Flor′ida, meaning the land of flowers, is the most southern portion of the United States. It is a peninsula, bordered by the Atlantic Ocean and the Gulf of Mexico. It covers an area of 58,680 square miles of which 4,400 square miles are water, and is about 450 miles long and 100 broad.

Surface and Drainage. It is for the most part a swampy region; its lakes, which number about 1,200, and marshes and swamps covering about a fifteenth of the state. The Everglades are an example of these swamps. The Okeechobee is the largest lake. As a peninsula, it has a very long coast-line, of about 1,150 miles, with harbors at Fernandina, St. Augustine, Key West, Cedar Keys, Tampa and Pensacola Bay; it also has innumerable islands. There are 19 navigable rivers, the longest being the St. John's. This river is about 300 miles in length, one third of which can be navigated.

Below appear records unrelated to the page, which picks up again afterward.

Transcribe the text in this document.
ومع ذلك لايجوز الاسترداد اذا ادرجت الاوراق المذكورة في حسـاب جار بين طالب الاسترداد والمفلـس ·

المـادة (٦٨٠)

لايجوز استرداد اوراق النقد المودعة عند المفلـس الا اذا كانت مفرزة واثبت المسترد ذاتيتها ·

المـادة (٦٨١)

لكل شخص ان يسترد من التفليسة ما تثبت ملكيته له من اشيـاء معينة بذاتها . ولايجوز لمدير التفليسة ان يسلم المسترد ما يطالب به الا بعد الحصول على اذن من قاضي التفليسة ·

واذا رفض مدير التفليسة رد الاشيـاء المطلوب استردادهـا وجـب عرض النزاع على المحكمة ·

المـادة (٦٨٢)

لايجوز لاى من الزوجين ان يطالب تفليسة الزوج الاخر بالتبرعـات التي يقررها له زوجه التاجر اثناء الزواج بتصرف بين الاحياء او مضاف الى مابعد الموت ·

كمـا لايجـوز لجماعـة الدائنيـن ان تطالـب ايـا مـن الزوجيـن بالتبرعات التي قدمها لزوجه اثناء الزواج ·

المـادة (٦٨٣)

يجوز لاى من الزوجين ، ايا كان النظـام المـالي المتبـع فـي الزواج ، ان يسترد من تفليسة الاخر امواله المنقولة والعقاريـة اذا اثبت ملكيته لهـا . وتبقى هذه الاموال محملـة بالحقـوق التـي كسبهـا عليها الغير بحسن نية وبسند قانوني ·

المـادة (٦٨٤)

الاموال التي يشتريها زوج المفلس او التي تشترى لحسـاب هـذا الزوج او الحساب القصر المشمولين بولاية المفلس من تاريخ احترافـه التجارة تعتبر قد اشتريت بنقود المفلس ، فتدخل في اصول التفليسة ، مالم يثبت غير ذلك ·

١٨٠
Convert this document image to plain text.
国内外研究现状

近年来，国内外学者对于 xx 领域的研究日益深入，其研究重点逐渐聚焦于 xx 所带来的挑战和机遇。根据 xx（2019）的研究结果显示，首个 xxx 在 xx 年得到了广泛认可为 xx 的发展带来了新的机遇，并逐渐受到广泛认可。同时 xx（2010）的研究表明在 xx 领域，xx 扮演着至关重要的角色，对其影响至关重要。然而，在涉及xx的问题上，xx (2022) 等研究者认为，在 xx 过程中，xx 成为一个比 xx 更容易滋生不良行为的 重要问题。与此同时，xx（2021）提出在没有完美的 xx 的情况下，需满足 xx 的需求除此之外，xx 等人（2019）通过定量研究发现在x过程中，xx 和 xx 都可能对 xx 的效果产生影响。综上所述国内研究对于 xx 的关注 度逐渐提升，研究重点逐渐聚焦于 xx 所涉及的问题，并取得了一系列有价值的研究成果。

Climate. The climate is very healthful, and not intensely hot, being moderated by the sea breezes. There are 250 clear days in the year.

Natural Resources. With its extensive coast-line, Florida has a large fish-trade, the chief seat of which (in fresh fish) is Pensacola. About 8,000 men are employed in the fisheries. Alligator-hides are obtained here, besides sponge and coral. Of minerals, the most important is phosphate-rock, the value of this product amounting yearly to over $4,250,000. Mineral waters, lime and fullers' earth also are among its exports. There are said to be 25,000,000 acres of forest-land, upon which is found a very great variety of trees. Among these are hickory, live oak, long-leaved pine, pitch-pine, cypress, the wild orange, Indian almond, mahogany, satin-wood etc.

Products. The products are lemons, oranges, pineapples, figs, bananas, cocoanuts and other tropical fruits, with coffee, rice, cotton, tobacco, sea-island cotton, sweet and irish potatoes, melons, sugar-cane, peanuts and cassava, besides corn and other cereals for local use. Its most important crops, however, are oranges and pineapples.

Industries and Manufactures. Market-gardening and fruit-raising for the northern markets are among the principal industries, which also include the preparation of pine and live-oak timber used in shipbuilding, cigar-making, the production of turpentine, tar, resin and pitch, cotton-seed oil and sponge and coral fisheries. The manufactures of the state amounted in value to over $72,000,000 in 1909. These, besides the forest-products include fertilizers, cotton-seed oil, wooden boxes and barrels and cedar for lead-pencils; but the leading industry is the manufacture of tobacco and cigars. In 1910 the assessed valuation of property in the state exceeded $177,000,000.

Education. There are numerous colleges and public schools, including the University of Florida, at Gainesville, State College for Women and Agricultural College for Negroes, at Tallahassee, all having normal departments, and School for the Deaf and Blind, at St. Augustine. There are also private and denominational schools, among them being Rollins College and the John B. Stetson University, the latter affiliated with Chicago University, The public schools have a teaching staff of 4,500 and about 155,000 pupils.

Cities. The state has developed rapidly within the last few years, and has become a popular winter-resort. Tallahassee is the capital, and Jacksonville, St. Augustine, Key West, Tampa and Pensacola are prominent cities. The revenue and disbursements about balance at $1,500,000 each, annually. Besides saving-banks, Florida has a number of state banks, with resources (exclusive of national banks) aggregating $15,000,000. In May, 1901, Jacksonville suffered severely from a conflagration, which destroyed nearly $15,000,000 worth of property.

History. Florida was discovered in 1512 by Ponce de Leon, when searching for the fountain of youth, and named by him the land of flowers. It was explored by De Soto in 1539, and in 1562 a colony of Huguenots settled there, who were massacred by the Spaniards. The first permanent settlement was made at St. Augustine, which is almost the oldest city in the United States, by Spaniards, who kept possession of the territory until 1763, when it was ceded to England in exchange for Cuba. From 1781 until 1819 Spain held the country again. Florida was ceded to the United States in 1819, organized as a territory in 1822, and admitted into the Union in 1845. From 1835 to 1842 it suffered from the struggle with the Seminole Indians, which ended with the removal of the tribe to Indian Territory. The state seceded in 1861, and was readmitted in 1868. Population 752,619. See The Florida of To-day by J. W. Davidson.